The Delaware Supreme Court is about to decide whether to overturn a lower court’s ruling that invalidated Musk’s previous record-breaking compensation package. If Tesla loses its appeal, it could face a massive $26 billion hit to its profits over the next two years. This is because the company would have to account for the replacement stock-compensation package it has promised Musk, but at today’s much higher stock price.
To put that in perspective, $26 billion is more than half of Tesla’s total net income since it first became profitable in 2019.
Even if Tesla wins in court, its profits could still be squeezed over the next decade if Musk hits the performance goals in his new trillion-dollar pay package. Each goal he reaches will trigger billions in payouts and accounting expenses.
The huge impact on profits shows the unique risks of Musk’s super-sized compensation. Most large public companies don’t have to worry about their CEO’s pay affecting their bottom line in this way, as the richest pay packages are usually in the hundreds of millions, not billions.
This profit uncertainty comes at a time when Tesla’s earnings are already falling due to declining car sales, the loss of electric-car subsidies, and the high costs of its ambitious projects, like humanoid robots.

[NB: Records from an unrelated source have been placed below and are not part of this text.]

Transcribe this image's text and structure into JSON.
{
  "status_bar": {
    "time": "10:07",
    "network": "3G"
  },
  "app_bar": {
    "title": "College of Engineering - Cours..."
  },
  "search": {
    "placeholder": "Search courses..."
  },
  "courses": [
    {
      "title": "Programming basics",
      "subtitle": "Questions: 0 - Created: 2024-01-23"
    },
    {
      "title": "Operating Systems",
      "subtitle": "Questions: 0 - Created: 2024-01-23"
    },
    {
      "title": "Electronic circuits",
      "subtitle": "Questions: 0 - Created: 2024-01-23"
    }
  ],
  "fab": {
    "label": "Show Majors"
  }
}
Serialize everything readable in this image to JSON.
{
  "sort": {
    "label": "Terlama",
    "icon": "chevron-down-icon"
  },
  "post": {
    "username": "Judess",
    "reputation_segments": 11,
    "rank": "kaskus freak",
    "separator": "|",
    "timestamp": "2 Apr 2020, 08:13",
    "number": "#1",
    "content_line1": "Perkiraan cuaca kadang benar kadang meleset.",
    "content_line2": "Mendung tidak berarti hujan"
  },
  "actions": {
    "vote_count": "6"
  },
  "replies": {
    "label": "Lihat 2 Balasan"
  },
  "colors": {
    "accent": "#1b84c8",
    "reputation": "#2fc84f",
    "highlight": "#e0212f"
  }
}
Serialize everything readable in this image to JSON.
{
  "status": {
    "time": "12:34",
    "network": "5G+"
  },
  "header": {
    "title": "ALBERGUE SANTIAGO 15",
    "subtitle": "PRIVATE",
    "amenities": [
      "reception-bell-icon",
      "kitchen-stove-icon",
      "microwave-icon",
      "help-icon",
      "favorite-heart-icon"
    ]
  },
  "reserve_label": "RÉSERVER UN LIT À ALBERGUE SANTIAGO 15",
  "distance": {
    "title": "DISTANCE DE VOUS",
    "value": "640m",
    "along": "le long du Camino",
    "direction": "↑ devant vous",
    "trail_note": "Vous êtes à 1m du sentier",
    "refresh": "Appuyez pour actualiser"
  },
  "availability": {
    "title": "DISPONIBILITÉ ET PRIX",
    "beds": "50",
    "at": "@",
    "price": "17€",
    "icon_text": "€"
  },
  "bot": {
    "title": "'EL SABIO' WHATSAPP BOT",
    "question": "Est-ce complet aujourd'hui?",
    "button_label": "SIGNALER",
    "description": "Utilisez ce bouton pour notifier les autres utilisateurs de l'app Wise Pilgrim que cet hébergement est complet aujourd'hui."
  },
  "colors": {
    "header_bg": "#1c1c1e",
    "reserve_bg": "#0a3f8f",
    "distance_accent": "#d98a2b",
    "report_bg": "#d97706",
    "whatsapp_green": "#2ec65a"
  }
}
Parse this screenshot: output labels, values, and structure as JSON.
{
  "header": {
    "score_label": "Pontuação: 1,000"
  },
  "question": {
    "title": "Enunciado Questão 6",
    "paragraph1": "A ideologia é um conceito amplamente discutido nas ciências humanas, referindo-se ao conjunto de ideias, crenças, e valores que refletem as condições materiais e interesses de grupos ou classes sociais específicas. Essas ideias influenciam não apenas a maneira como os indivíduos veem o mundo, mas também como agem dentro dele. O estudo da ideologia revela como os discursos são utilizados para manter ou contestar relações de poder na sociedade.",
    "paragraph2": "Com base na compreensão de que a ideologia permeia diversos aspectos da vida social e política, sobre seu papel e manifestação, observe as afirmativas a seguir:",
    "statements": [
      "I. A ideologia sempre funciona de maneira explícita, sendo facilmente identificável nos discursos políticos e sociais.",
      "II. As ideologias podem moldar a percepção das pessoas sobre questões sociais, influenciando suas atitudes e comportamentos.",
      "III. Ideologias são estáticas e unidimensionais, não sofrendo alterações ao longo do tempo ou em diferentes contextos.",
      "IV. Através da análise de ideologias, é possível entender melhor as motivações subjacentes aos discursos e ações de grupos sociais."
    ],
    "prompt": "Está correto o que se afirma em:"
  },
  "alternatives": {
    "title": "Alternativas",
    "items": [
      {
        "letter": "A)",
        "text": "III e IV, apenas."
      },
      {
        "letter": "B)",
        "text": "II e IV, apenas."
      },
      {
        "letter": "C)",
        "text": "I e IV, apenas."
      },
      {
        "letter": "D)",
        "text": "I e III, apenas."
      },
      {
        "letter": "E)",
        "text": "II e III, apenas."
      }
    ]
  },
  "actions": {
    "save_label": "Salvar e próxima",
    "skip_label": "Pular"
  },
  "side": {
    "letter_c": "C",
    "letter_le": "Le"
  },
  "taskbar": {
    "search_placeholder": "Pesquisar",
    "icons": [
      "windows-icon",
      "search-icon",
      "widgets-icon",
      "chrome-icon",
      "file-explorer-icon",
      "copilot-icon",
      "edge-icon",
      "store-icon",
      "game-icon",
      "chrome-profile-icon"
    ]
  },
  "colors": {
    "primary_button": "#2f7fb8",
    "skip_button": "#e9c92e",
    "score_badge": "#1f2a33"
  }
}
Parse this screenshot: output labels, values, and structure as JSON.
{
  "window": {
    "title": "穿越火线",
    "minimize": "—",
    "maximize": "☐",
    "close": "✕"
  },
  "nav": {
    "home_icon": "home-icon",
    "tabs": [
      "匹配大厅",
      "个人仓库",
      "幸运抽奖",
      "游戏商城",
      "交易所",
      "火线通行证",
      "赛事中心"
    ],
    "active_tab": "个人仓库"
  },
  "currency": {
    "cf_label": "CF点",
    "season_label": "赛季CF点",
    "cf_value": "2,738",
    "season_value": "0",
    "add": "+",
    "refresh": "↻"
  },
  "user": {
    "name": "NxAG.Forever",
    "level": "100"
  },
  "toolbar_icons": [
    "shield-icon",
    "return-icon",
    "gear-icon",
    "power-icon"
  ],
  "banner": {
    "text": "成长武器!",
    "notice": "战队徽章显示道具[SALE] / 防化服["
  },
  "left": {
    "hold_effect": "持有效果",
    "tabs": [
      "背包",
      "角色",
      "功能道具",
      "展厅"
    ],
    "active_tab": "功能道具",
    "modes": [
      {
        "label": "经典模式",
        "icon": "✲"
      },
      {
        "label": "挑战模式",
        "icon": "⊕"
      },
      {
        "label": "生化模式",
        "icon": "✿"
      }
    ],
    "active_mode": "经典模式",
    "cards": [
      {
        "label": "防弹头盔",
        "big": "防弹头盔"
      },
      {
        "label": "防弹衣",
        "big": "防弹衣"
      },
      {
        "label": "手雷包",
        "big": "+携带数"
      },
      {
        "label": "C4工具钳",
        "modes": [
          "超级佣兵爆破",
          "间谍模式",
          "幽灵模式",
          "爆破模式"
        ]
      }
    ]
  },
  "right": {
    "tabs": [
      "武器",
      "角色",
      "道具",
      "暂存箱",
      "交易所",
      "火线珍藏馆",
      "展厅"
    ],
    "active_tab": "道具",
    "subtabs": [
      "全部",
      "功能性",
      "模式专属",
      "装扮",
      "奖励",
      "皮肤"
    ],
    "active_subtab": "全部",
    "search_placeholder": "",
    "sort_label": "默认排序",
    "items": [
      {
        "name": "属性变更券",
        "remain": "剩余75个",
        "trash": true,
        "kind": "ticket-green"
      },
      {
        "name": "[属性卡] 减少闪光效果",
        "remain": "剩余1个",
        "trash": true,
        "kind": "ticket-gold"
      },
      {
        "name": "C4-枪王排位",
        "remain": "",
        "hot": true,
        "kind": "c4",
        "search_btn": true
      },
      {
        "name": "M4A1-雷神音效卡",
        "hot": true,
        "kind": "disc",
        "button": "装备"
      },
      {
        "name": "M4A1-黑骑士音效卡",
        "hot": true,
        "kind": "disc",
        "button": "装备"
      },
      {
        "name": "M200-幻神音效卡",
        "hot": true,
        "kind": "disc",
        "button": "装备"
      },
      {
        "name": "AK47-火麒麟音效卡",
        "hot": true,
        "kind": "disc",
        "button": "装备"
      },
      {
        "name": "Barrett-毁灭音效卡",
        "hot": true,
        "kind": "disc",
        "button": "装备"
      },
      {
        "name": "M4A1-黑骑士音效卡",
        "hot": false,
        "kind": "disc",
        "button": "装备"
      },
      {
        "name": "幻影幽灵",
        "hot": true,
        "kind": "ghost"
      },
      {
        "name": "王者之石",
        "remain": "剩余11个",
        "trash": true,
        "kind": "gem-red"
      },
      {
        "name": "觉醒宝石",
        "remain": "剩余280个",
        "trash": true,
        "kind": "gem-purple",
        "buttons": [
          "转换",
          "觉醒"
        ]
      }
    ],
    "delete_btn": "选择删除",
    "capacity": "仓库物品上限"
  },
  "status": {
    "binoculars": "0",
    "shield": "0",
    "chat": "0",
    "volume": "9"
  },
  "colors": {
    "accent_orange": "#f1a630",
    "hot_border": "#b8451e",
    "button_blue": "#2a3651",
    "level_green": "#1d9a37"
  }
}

Tesla’s board argues that Musk’s new pay package only rewards him for achieving “Mars-shot milestones” that include high profit goals. However, some of the easier goals in the package could still trigger payouts of tens of billions of dollars without dramatically transforming Tesla’s business or its profits.
If the Delaware court’s original ruling stands, Musk’s replacement package would give him fewer shares, but it would cost Tesla’s balance sheet far more than the original 2018 package. The company has even disclosed in a filing that a failed appeal could cause a “material adverse impact on our business and reported earnings.”
While these stock-based payments don’t hurt Tesla’s cash flow, they do dilute the value and voting power of other shareholders. But for a company like Tesla, whose stock value is largely based on Musk’s promises for the future, some experts say traditional financial fundamentals might not matter as much to investors. As one attorney put it, “nobody seems to care, because this company is in fantasy-land.”